My bargaining position was suddenly improved when we rolled out
several eye-popping new shoes, which customers were sure to demand. The
Bruin was already popular, with its outsoles and uppers cooked together to
give a more stable ride. Now we debuted an enhanced version, with bright
green suede uppers. (Paul Silas of the Boston Celtics had agreed to wear a
pair.) Plus, two new Cortezes, a Leather and a Nylon, both of which figured
to be our bestselling shoes yet.
At last, a few retailers signed on. The program started to gain traction.
Before long, the stragglers and holdouts were desperate to be included.
SEPTEMBER 13, 1973. My fifth wedding anniversary. Once again Penny
woke me in the middle of the night to say she wasn’t feeling well. But this
time, on the drive to the hospital, I had more on my mind than just the baby.
Futures program. Pair count. Pending trial. So of course I got lost.
I circled back, retraced my steps. My brow beginning to bead with sweat,
I turned down a street and saw the hospital up ahead. Thank goodness.
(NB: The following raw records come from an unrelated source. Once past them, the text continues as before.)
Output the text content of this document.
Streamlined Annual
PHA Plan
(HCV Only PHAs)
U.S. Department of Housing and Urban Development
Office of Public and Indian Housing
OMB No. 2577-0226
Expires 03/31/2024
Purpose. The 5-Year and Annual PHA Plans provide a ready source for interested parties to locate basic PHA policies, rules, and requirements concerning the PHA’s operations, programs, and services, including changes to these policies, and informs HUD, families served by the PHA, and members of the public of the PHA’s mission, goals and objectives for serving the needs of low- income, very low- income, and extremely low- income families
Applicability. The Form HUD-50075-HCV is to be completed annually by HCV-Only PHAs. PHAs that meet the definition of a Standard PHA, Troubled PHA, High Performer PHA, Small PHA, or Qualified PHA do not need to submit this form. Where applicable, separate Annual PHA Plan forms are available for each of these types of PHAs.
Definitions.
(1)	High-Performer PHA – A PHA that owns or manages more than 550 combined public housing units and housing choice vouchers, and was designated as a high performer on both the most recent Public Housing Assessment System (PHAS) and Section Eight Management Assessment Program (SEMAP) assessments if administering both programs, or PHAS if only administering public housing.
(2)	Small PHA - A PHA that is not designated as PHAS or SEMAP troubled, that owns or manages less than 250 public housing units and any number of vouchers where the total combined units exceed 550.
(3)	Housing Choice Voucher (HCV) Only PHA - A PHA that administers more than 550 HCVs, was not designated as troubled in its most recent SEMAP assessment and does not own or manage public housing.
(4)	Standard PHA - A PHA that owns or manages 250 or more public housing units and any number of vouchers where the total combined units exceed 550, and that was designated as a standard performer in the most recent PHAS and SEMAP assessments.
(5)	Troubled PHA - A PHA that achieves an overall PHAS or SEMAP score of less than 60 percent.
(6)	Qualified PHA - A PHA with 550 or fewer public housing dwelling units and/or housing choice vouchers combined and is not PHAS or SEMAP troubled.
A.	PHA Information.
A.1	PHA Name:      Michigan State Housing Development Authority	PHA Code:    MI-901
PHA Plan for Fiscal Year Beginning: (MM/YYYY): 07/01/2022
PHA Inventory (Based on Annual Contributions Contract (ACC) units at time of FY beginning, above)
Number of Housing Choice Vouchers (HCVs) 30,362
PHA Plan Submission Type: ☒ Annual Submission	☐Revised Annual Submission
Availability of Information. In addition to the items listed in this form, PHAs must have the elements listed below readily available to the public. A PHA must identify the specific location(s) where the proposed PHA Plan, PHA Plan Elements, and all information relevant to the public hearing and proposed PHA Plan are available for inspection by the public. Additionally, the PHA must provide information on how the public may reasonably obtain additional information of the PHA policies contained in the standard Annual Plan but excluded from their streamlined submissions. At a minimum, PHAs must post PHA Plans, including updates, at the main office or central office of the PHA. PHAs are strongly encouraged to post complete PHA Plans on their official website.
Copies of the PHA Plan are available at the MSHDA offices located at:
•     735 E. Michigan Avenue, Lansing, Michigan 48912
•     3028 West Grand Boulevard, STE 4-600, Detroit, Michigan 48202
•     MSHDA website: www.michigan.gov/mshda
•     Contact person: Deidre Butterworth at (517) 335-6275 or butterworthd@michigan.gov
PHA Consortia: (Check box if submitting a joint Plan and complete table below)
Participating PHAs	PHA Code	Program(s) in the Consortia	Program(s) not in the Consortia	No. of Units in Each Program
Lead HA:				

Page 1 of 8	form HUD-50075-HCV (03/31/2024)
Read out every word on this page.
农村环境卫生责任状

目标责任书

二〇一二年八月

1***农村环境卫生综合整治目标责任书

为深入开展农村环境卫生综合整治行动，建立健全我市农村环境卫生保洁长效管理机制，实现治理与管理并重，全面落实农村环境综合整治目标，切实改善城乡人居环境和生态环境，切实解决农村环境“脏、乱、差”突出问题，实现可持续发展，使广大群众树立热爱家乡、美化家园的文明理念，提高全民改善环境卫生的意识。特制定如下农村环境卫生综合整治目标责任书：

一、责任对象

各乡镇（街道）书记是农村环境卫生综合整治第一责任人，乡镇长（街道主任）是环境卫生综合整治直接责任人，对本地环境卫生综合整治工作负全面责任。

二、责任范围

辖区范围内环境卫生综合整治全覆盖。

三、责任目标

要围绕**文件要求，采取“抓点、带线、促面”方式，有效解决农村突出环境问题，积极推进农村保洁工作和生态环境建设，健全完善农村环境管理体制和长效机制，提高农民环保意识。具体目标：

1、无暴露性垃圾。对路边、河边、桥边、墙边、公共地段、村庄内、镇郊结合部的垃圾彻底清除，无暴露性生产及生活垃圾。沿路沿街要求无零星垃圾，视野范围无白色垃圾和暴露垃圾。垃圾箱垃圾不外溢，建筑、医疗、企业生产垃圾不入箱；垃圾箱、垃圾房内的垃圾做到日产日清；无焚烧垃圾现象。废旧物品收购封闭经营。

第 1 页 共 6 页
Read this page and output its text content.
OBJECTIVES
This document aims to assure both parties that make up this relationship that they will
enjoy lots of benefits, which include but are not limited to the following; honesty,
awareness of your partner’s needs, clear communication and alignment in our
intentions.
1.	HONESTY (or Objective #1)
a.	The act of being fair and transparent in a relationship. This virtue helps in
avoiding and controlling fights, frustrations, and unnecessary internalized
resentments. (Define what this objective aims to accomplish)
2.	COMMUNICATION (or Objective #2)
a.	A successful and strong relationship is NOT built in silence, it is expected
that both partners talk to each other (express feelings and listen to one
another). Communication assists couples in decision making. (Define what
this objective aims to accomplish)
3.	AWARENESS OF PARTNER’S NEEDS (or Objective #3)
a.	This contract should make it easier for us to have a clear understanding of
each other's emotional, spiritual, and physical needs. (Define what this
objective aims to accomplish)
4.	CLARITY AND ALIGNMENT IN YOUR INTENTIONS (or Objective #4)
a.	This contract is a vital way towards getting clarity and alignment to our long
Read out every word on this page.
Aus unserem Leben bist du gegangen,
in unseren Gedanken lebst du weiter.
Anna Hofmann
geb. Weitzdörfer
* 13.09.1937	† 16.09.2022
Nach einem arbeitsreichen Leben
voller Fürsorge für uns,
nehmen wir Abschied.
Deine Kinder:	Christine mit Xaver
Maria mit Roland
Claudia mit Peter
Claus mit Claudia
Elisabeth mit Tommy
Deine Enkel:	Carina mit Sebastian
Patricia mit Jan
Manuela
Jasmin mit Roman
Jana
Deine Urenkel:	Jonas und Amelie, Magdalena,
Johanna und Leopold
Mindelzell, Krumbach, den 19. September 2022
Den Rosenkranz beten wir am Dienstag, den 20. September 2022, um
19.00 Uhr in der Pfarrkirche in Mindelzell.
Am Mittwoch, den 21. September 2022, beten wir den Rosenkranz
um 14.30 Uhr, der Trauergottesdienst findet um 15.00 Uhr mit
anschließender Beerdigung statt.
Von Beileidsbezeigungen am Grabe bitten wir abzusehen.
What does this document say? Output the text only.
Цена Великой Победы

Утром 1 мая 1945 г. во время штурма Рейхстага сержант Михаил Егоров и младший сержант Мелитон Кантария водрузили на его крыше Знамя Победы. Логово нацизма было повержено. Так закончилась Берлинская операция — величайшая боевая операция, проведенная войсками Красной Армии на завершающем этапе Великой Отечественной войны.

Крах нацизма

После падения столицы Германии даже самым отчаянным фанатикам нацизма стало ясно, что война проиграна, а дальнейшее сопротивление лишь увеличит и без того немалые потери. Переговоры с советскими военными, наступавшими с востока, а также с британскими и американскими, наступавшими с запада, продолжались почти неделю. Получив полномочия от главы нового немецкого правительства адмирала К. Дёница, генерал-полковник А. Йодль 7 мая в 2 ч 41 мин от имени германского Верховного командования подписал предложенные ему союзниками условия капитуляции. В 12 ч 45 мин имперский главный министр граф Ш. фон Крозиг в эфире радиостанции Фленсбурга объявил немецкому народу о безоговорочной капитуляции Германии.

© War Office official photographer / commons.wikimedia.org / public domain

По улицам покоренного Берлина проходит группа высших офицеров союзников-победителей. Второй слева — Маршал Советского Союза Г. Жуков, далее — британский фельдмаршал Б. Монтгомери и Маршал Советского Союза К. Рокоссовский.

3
Once again they wheeled Penny away, and once again I waited, and
wilted, in the bullpen. This time I tried to do some paperwork, and when the
doctor came and found me, and told me I had another son, I thought: Two
sons. A pair of sons.
The ultimate pair count.
I went to Penny’s room and met my new boy, whom we named Travis.
Then I did a bad thing.
Smiling, Penny said the doctors told her she could go home after two
days, instead of the three they’d required after Matthew. Whoa, I said, hold
on there, the insurance is willing to pay for another day in the hospital—
what’s your hurry? Might as well kick back, relax. Take advantage.
She lowered her head, cocked an eyebrow. “Who’s playing and where is
it?” she said.
“Oregon,” I whispered. “Arizona State.”
She sighed. “Okay,” she said. “Okay, Phil. Go.”